Mountain farmer & Chairman of the agricultural community "Niedertal"

Hermann Götsch, born in Merano in 1975, grew up on the Obergamp farm in Vernagt in the Schnalstal valley. Under the same roof lives a “dynasty” of farmers/breeders who have been dealing with sheep for generations. His father Konrad is the former president of the Niedertal agricultural community, which has managed and cultivated the extensive alpine pastures in the Ötztal since 1514.

As the farmer of the farm, he had 80 sheep that spent the summer in the Ötztal, while in spring and autumn he kept them on the slopes of the Prettberg above the Obergamp farm that he leased. Konrad accompanied the herds past the Similaun hut countless times and remembers that at that time the glacier itself washed around the hut and it took more than an hour to cross it.
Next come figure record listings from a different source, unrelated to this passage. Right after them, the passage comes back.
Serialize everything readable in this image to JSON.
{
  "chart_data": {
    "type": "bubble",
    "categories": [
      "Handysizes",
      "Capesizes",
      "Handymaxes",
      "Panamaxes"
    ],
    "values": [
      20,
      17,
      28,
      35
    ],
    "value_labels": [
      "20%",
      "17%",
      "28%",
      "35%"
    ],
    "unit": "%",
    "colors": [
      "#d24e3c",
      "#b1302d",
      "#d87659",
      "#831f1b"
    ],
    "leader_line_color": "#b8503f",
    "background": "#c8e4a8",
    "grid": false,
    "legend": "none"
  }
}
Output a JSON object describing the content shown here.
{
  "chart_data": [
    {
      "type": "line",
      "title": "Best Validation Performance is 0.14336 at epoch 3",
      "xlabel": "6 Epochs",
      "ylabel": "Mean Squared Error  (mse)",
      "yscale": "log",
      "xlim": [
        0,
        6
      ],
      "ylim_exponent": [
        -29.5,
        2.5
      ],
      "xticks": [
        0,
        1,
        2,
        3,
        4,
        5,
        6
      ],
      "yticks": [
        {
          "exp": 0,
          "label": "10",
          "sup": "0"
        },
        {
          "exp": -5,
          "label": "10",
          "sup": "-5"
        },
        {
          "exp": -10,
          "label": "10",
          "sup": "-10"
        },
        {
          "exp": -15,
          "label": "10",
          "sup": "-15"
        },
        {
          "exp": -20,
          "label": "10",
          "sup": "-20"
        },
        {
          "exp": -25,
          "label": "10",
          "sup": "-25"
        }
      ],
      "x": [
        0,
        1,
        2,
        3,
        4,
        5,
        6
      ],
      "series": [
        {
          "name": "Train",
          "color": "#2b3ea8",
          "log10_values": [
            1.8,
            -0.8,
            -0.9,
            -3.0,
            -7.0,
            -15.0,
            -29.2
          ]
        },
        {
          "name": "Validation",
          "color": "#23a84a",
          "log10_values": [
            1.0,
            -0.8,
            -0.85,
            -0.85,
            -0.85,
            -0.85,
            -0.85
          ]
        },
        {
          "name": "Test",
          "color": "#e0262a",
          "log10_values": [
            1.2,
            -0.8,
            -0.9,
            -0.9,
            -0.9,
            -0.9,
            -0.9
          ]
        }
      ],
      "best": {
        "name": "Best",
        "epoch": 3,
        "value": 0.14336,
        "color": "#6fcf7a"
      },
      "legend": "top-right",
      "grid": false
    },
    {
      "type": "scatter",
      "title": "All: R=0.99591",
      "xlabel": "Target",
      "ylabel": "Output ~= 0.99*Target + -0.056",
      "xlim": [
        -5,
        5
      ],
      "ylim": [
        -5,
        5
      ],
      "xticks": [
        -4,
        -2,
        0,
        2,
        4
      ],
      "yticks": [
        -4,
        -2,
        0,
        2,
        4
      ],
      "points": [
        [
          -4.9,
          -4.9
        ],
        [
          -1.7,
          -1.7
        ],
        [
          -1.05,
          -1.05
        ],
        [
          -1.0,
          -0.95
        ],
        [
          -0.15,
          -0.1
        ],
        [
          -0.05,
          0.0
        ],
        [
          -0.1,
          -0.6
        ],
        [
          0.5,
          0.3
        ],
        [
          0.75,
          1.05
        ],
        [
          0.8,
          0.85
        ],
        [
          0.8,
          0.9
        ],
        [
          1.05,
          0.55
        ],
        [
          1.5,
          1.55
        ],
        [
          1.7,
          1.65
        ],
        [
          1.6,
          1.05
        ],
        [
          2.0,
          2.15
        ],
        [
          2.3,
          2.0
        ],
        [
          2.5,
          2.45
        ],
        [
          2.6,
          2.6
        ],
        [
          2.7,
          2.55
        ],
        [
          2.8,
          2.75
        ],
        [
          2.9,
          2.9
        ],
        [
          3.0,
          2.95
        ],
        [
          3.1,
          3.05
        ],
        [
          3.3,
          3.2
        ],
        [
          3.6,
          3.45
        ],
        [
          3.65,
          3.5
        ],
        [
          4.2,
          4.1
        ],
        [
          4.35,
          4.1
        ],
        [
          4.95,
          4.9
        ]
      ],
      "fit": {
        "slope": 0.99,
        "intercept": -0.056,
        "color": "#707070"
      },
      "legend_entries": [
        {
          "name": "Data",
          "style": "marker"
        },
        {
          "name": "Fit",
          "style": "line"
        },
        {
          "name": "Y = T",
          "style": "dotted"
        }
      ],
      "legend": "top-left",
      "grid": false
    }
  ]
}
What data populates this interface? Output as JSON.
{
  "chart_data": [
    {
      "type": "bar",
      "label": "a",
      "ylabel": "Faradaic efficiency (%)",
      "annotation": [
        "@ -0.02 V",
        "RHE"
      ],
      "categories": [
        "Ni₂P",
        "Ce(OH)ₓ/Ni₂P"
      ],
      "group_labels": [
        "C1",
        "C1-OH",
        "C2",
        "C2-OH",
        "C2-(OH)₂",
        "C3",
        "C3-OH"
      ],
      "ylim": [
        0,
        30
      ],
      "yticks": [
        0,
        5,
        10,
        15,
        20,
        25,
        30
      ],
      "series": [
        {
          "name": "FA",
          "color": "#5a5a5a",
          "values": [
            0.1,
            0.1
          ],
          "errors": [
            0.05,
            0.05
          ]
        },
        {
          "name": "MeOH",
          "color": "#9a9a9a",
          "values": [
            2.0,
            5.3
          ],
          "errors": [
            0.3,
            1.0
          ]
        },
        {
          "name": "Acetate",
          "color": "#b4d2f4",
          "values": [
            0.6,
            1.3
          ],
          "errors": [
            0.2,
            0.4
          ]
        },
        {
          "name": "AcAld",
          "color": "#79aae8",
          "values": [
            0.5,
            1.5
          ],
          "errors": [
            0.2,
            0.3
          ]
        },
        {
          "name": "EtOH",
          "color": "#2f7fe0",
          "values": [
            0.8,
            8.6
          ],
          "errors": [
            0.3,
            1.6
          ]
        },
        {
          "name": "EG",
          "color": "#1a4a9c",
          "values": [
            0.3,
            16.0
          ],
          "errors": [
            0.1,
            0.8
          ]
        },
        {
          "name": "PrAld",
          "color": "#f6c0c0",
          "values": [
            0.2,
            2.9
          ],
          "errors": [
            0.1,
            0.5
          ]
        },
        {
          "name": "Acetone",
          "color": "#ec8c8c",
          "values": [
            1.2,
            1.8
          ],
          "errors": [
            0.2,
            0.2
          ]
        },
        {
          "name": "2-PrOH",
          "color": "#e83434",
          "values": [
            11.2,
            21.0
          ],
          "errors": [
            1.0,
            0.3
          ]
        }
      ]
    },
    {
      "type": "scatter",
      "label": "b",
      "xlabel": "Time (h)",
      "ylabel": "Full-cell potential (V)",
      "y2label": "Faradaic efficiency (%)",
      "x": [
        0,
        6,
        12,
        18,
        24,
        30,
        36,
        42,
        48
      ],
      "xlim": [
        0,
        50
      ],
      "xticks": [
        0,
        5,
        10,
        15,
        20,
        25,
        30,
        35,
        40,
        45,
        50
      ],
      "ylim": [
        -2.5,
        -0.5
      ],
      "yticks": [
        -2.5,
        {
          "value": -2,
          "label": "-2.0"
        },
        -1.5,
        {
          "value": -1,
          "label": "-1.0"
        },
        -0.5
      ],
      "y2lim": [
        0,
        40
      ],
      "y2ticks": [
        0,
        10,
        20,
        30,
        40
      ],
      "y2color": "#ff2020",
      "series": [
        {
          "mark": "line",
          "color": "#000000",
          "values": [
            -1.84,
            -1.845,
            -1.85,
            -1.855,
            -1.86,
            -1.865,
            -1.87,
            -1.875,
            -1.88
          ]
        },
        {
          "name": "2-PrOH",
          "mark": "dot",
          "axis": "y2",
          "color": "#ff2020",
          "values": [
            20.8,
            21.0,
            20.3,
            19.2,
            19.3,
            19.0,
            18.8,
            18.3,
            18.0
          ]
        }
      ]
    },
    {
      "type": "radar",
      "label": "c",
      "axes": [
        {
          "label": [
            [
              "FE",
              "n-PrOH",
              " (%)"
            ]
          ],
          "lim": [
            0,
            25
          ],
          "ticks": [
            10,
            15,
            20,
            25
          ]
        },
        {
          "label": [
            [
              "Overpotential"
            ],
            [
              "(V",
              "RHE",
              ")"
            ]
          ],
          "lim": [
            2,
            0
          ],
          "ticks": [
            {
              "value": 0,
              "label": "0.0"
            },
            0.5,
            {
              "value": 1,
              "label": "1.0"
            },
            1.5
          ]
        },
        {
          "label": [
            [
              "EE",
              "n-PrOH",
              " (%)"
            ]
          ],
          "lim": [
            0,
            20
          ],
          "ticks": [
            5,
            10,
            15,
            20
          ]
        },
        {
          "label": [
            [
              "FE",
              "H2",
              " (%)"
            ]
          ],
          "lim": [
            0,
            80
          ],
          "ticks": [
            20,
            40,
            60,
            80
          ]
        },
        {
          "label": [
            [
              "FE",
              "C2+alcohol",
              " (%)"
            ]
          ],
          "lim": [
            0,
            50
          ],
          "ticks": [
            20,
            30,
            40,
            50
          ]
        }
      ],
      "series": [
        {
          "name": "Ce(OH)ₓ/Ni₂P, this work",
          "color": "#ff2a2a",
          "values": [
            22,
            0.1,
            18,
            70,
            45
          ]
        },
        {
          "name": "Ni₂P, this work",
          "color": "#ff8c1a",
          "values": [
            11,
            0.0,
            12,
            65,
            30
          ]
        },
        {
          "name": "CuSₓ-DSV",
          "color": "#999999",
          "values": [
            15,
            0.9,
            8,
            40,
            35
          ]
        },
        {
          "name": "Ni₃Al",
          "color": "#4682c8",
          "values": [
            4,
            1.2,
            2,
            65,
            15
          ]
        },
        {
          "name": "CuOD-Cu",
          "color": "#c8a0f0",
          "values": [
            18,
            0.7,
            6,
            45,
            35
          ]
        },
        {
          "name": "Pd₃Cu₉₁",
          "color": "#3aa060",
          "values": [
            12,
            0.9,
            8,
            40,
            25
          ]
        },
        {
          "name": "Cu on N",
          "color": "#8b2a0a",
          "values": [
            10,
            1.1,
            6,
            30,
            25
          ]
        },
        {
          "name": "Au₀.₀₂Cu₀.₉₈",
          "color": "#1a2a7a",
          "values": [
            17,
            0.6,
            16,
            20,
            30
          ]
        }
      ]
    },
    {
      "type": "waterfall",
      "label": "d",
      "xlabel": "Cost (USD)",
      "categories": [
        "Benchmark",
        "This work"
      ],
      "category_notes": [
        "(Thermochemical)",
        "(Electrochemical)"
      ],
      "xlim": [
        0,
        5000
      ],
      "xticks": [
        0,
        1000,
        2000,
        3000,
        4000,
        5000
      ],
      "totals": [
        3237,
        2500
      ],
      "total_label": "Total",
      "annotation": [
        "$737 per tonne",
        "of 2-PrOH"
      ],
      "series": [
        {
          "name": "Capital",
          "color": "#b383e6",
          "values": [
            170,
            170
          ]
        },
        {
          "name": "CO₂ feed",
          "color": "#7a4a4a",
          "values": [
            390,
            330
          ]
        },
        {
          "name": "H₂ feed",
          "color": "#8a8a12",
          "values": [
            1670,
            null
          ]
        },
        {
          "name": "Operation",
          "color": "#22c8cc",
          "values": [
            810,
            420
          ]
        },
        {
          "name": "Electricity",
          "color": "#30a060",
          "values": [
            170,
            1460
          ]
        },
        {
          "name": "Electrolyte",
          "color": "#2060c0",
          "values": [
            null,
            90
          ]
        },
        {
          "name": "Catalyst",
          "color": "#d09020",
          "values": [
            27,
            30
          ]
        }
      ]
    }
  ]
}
The weather was not good several times and in 1979 a terrible storm killed 70 sheep! Hermann, his son, accompanied the sheep for the first time in 1983, when he was only 8 years old, and then for decades, and he remembers that the entire crossing has now been made without setting foot on the glacier! As he was quite strong, he had the task of carrying the lambs born along the route or those that were too weak in a special basket on his shoulders. But he also fondly remembers certain evenings, even playing the accordion, in the old shepherd’s hut, destroyed by an avalanche in 2011. Then he proudly tells us that it was immediately rebuilt with the help of craftsmen and companies from the Schnalstal valley and is now a gem, equipped with an ecological sewage treatment plant and a turbine to generate the necessary electricity.

He inherited the farm in 2005 and now keeps around 30 sheep. Meanwhile, his son Manuel, who brought the sheep to Ötztal for the first time at the age of 6, not only helps with the work on the farm, but also spends the whole summer alone in the new shepherd’s hut. It is only at the beginning of September, when the sheep have to be rounded up in a large and impassable area, that he gets help from many employees. A very strenuous job that, as Hermann says, would not be possible without the help of well-trained dogs!